Et le journal, 10 ans après le prometteur accord de Paris, ne cache pas le constat d’échec : « Le secrétaire général des Nations unies voit dans le dépassement du seuil le plus ambitieux de l’accord de Paris une « faillite morale » collective, que les peuples subiront ». Des peuples qui ont souhaité le rappeler aux dirigeants présents à Belem, où des protestataires issus des communautés autochtones brésiliennes ont manifesté ce mardi en forçant les barrages pour exposer leurs revendications eux décisionnaires (Courrier International).
États-Unis : Trump reçoit le chef de l’État syrien Ahmed al-Charaa à la Maison-Blanche
« Le nouveau dirigeant syrien rencontre le président qui a supervisé l’assassinat de son ancien patron », écrit Roger Cohen dans les colonnes du New York Times à propos de la toute première rencontre entre Donald Trump et Ahmed al-Charaa à Washington ce lundi. « Je l’aime bien ; je m’entends bien avec lui », a déclaré Donald Trump lors de la rencontre. Une phrase qu’il n’aurait certainement pas prononcé 6 ans auparavant, lorsqu’il avait ordonné l’assassinat d’Abou Bakr al-Baghdadi, l’homme fort de Daech et patron d’al-Charaa, à l’époque djihadiste.
Et pour cause, les temps ont changé. « La Syrie a rejoint la mission dirigée par les États-Unis pour défaire l’État islamique », explique le Wall Street Journal, ce qui « ouvre la voie à une coopération plus étendue » entre les deux pays, en plus de discussions pour rétablir des canaux diplomatiques entre Damas et Washington. Donald Trump semble même voir plus loin, en suggérant qu’Ahmed al-Charaa « rejoigne les accords d’Abraham » (Al-Jazeera), signés en 2020 par les Émirats Arabes Unis et Barheïn pour normaliser leurs relations avec Israël. Cependant, l’État hébreu bombarde toujours le territoire syrien.

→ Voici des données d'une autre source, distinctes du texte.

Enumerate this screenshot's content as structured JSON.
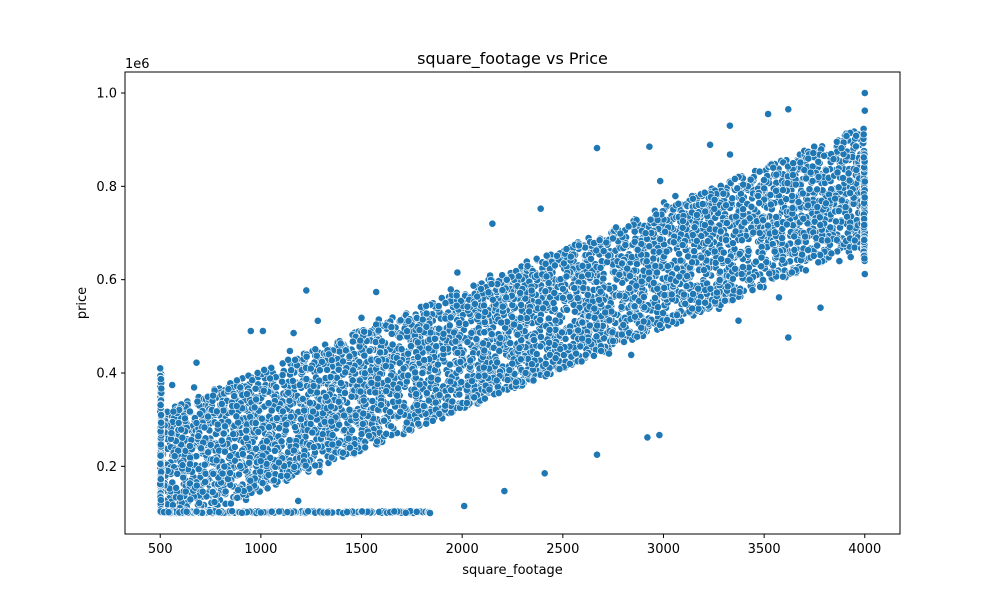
{
  "chart_data": {
    "type": "scatter",
    "title": "square_footage vs Price",
    "xlabel": "square_footage",
    "ylabel": "price",
    "y_offset_label": "1e6",
    "xlim": [
      325,
      4175
    ],
    "ylim": [
      0.055,
      1.045
    ],
    "x_ticks": [
      500,
      1000,
      1500,
      2000,
      2500,
      3000,
      3500,
      4000
    ],
    "x_tick_labels": [
      "500",
      "1000",
      "1500",
      "2000",
      "2500",
      "3000",
      "3500",
      "4000"
    ],
    "y_ticks": [
      0.2,
      0.4,
      0.6,
      0.8,
      1.0
    ],
    "y_tick_labels": [
      "0.2",
      "0.4",
      "0.6",
      "0.8",
      "1.0"
    ],
    "grid": false,
    "legend": "none",
    "marker_color": "#1f77b4",
    "marker_edge_color": "#ffffff",
    "x_range": [
      500,
      4000
    ],
    "y_min": 0.1,
    "y_max": 1.0,
    "trend": {
      "intercept": 0.1,
      "slope_per_sqft": 0.000175
    },
    "band_halfwidth": 0.13,
    "sample_points": [
      {
        "x": 4000,
        "y": 1.0
      },
      {
        "x": 4000,
        "y": 0.962
      },
      {
        "x": 3620,
        "y": 0.965
      },
      {
        "x": 3520,
        "y": 0.955
      },
      {
        "x": 2670,
        "y": 0.882
      },
      {
        "x": 2930,
        "y": 0.885
      },
      {
        "x": 3330,
        "y": 0.93
      },
      {
        "x": 500,
        "y": 0.41
      },
      {
        "x": 680,
        "y": 0.422
      },
      {
        "x": 950,
        "y": 0.49
      },
      {
        "x": 1010,
        "y": 0.49
      },
      {
        "x": 2150,
        "y": 0.72
      },
      {
        "x": 2390,
        "y": 0.752
      },
      {
        "x": 2670,
        "y": 0.225
      },
      {
        "x": 2920,
        "y": 0.262
      },
      {
        "x": 2980,
        "y": 0.267
      },
      {
        "x": 3620,
        "y": 0.476
      },
      {
        "x": 3780,
        "y": 0.54
      },
      {
        "x": 4000,
        "y": 0.612
      },
      {
        "x": 2010,
        "y": 0.115
      },
      {
        "x": 2210,
        "y": 0.147
      },
      {
        "x": 2410,
        "y": 0.185
      },
      {
        "x": 1840,
        "y": 0.1
      }
    ]
  }
}
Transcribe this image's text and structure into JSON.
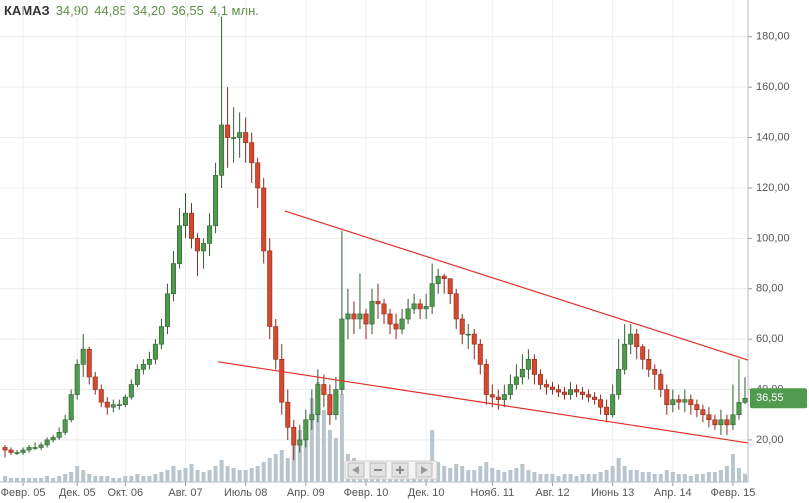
{
  "chart_data": {
    "type": "candlestick",
    "title": "КАМАЗ",
    "header_labels": [
      "34,90",
      "44,85",
      "34,20",
      "36,55",
      "4,1 млн."
    ],
    "categories": [
      null,
      null,
      null,
      "Февр. 05",
      null,
      null,
      null,
      null,
      null,
      null,
      null,
      null,
      "Дек. 05",
      null,
      null,
      null,
      null,
      null,
      null,
      null,
      "Окт. 06",
      null,
      null,
      null,
      null,
      null,
      null,
      null,
      null,
      null,
      "Авг. 07",
      null,
      null,
      null,
      null,
      null,
      null,
      null,
      null,
      null,
      "Июль 08",
      null,
      null,
      null,
      null,
      null,
      null,
      null,
      null,
      null,
      "Апр. 09",
      null,
      null,
      null,
      null,
      null,
      null,
      null,
      null,
      null,
      "Февр. 10",
      null,
      null,
      null,
      null,
      null,
      null,
      null,
      null,
      null,
      "Дек. 10",
      null,
      null,
      null,
      null,
      null,
      null,
      null,
      null,
      null,
      null,
      "Нояб. 11",
      null,
      null,
      null,
      null,
      null,
      null,
      null,
      null,
      null,
      "Авг. 12",
      null,
      null,
      null,
      null,
      null,
      null,
      null,
      null,
      null,
      "Июнь 13",
      null,
      null,
      null,
      null,
      null,
      null,
      null,
      null,
      null,
      "Апр. 14",
      null,
      null,
      null,
      null,
      null,
      null,
      null,
      null,
      null,
      "Февр. 15",
      null,
      null
    ],
    "open": [
      17,
      16,
      15,
      15,
      16,
      17,
      17,
      18,
      20,
      21,
      23,
      28,
      38,
      50,
      56,
      45,
      40,
      35,
      33,
      34,
      34,
      37,
      42,
      48,
      50,
      52,
      58,
      65,
      78,
      90,
      105,
      110,
      100,
      95,
      98,
      105,
      125,
      145,
      140,
      140,
      142,
      138,
      130,
      120,
      95,
      65,
      52,
      35,
      25,
      18,
      20,
      28,
      30,
      42,
      38,
      30,
      40,
      68,
      70,
      68,
      70,
      66,
      75,
      74,
      70,
      66,
      64,
      68,
      72,
      74,
      72,
      73,
      82,
      85,
      84,
      78,
      68,
      62,
      62,
      58,
      50,
      38,
      37,
      36,
      38,
      42,
      45,
      48,
      52,
      46,
      42,
      41,
      40,
      39,
      38,
      40,
      39,
      38,
      37,
      36,
      33,
      30,
      38,
      48,
      58,
      62,
      57,
      52,
      48,
      46,
      40,
      34,
      36,
      35,
      36,
      34,
      32,
      30,
      28,
      26,
      28,
      26,
      30,
      34.9
    ],
    "high": [
      18,
      17,
      16,
      17,
      18,
      19,
      19,
      21,
      22,
      25,
      30,
      40,
      52,
      62,
      57,
      47,
      42,
      37,
      36,
      36,
      38,
      44,
      50,
      52,
      55,
      60,
      68,
      82,
      95,
      112,
      118,
      114,
      102,
      100,
      110,
      130,
      188,
      160,
      152,
      150,
      148,
      142,
      132,
      124,
      100,
      68,
      58,
      40,
      28,
      26,
      32,
      40,
      48,
      46,
      42,
      45,
      103,
      80,
      75,
      86,
      72,
      80,
      82,
      76,
      72,
      70,
      72,
      76,
      78,
      76,
      78,
      90,
      88,
      86,
      84,
      80,
      70,
      66,
      64,
      60,
      52,
      42,
      40,
      42,
      46,
      50,
      54,
      56,
      54,
      48,
      44,
      43,
      42,
      41,
      43,
      42,
      41,
      40,
      39,
      38,
      36,
      42,
      60,
      66,
      66,
      64,
      58,
      56,
      50,
      48,
      42,
      40,
      38,
      40,
      38,
      36,
      34,
      33,
      30,
      32,
      30,
      42,
      52,
      44.85
    ],
    "low": [
      13,
      14,
      14,
      14,
      15,
      16,
      16,
      17,
      19,
      20,
      22,
      27,
      36,
      45,
      42,
      38,
      33,
      30,
      31,
      32,
      33,
      36,
      41,
      46,
      48,
      50,
      56,
      62,
      75,
      88,
      100,
      96,
      85,
      88,
      93,
      102,
      120,
      128,
      130,
      132,
      130,
      122,
      112,
      90,
      60,
      48,
      30,
      20,
      12,
      15,
      17,
      24,
      27,
      33,
      26,
      28,
      38,
      60,
      62,
      64,
      60,
      62,
      68,
      66,
      62,
      60,
      62,
      66,
      70,
      68,
      68,
      70,
      78,
      78,
      74,
      64,
      58,
      56,
      52,
      46,
      34,
      33,
      32,
      33,
      36,
      40,
      42,
      44,
      42,
      40,
      38,
      38,
      37,
      36,
      36,
      37,
      36,
      35,
      34,
      30,
      27,
      29,
      36,
      46,
      54,
      52,
      48,
      45,
      40,
      37,
      30,
      31,
      32,
      31,
      30,
      29,
      27,
      25,
      24,
      22,
      22,
      24,
      28,
      34.2
    ],
    "close": [
      16,
      15,
      15,
      16,
      17,
      17,
      18,
      20,
      21,
      23,
      28,
      38,
      50,
      56,
      45,
      40,
      35,
      33,
      34,
      34,
      37,
      42,
      48,
      50,
      52,
      58,
      65,
      78,
      90,
      105,
      110,
      100,
      95,
      98,
      105,
      125,
      145,
      140,
      140,
      142,
      138,
      130,
      120,
      95,
      65,
      52,
      35,
      25,
      18,
      20,
      28,
      30,
      42,
      38,
      30,
      40,
      68,
      70,
      68,
      70,
      66,
      75,
      74,
      70,
      66,
      64,
      68,
      72,
      74,
      72,
      73,
      82,
      85,
      84,
      78,
      68,
      62,
      62,
      58,
      50,
      38,
      37,
      36,
      38,
      42,
      45,
      48,
      52,
      46,
      42,
      41,
      40,
      39,
      38,
      40,
      39,
      38,
      37,
      36,
      33,
      30,
      38,
      48,
      58,
      62,
      57,
      52,
      48,
      46,
      40,
      34,
      36,
      35,
      36,
      34,
      32,
      30,
      28,
      26,
      28,
      26,
      30,
      34.9,
      36.55
    ],
    "volume": [
      3,
      2,
      2,
      2,
      2,
      2,
      2,
      3,
      2,
      3,
      4,
      5,
      8,
      6,
      4,
      3,
      3,
      3,
      2,
      2,
      3,
      3,
      4,
      3,
      3,
      4,
      5,
      6,
      8,
      6,
      7,
      9,
      6,
      5,
      6,
      8,
      11,
      8,
      7,
      6,
      6,
      7,
      8,
      10,
      12,
      14,
      16,
      12,
      20,
      26,
      30,
      42,
      50,
      36,
      26,
      22,
      44,
      14,
      12,
      10,
      8,
      7,
      6,
      6,
      5,
      5,
      5,
      6,
      6,
      5,
      8,
      26,
      10,
      8,
      7,
      9,
      8,
      6,
      6,
      8,
      10,
      7,
      6,
      5,
      6,
      7,
      9,
      6,
      5,
      4,
      4,
      4,
      3,
      4,
      4,
      3,
      4,
      4,
      4,
      5,
      6,
      8,
      12,
      8,
      6,
      6,
      5,
      5,
      4,
      4,
      6,
      5,
      4,
      4,
      3,
      4,
      4,
      5,
      5,
      6,
      8,
      14,
      7,
      4.1
    ],
    "up_color": "#4f9a4f",
    "down_color": "#d5492f",
    "volume_color": "#b9c5cd",
    "trend_color": "#e0302a",
    "ylim": [
      3.3,
      194.6
    ],
    "yticks": [
      {
        "value": 20,
        "label": "20,00"
      },
      {
        "value": 40,
        "label": "40,00"
      },
      {
        "value": 60,
        "label": "60,00"
      },
      {
        "value": 80,
        "label": "80,00"
      },
      {
        "value": 100,
        "label": "100,00"
      },
      {
        "value": 120,
        "label": "120,00"
      },
      {
        "value": 140,
        "label": "140,00"
      },
      {
        "value": 160,
        "label": "160,00"
      },
      {
        "value": 180,
        "label": "180,00"
      }
    ],
    "grid": true,
    "trend_lines": [
      {
        "x": [
          46.5,
          125.4
        ],
        "y": [
          110.9,
          51.7
        ]
      },
      {
        "x": [
          35.4,
          125.4
        ],
        "y": [
          51,
          18.8
        ]
      }
    ]
  }
}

France : Un procès majeur pour les crimes commis en RDC
« Le procès de l’ex-rebelle congolais Roger Lumbala, poursuivi notamment pour complicité de crimes contre l’humanité, s’ouvre mercredi 12 novembre à Paris », annonce France 24. La cour d’assises de Paris l’accuse d’avoir perpétré de nombreux crimes contre des civils congolais au début des années 2000, alors que la RDC subissait une deuxième guerre civile. « Il encourt un verdict de réclusion criminelle à perpétuité, avec les témoignages attendus de dizaines de victimes », explique Ouest-France, alors que l’homme est déjà emprisonné en France depuis 2020. La justice française s’appuie notamment sur un rapport accablant des Nations unies qui avance que les opérations meurtrières dont Roger Lumbala, chef du groupe rebelle Rassemblement des Congolais démocrates-National (RCD-N), était partie prenante, avaient pour but de « mettre la main sur les ressources naturelles » de plusieurs régions du pays, ajoute le journal.
Le site d’information congolais Actualite.cd relate que, malgré les chefs d’accusation qui pèsent sur lui, « Roger Lumbala conteste la légitimité de la Cour qui selon lui, n’est pas informée de la situation réelle du pays ». Le site rappelle néanmoins la gravité des faits qui lui sont reprochés : « Il est accusé de complicité de crimes contre l’humanité, notamment de meurtres, de tortures, de viols, de réductions en esclavage et de pillages ».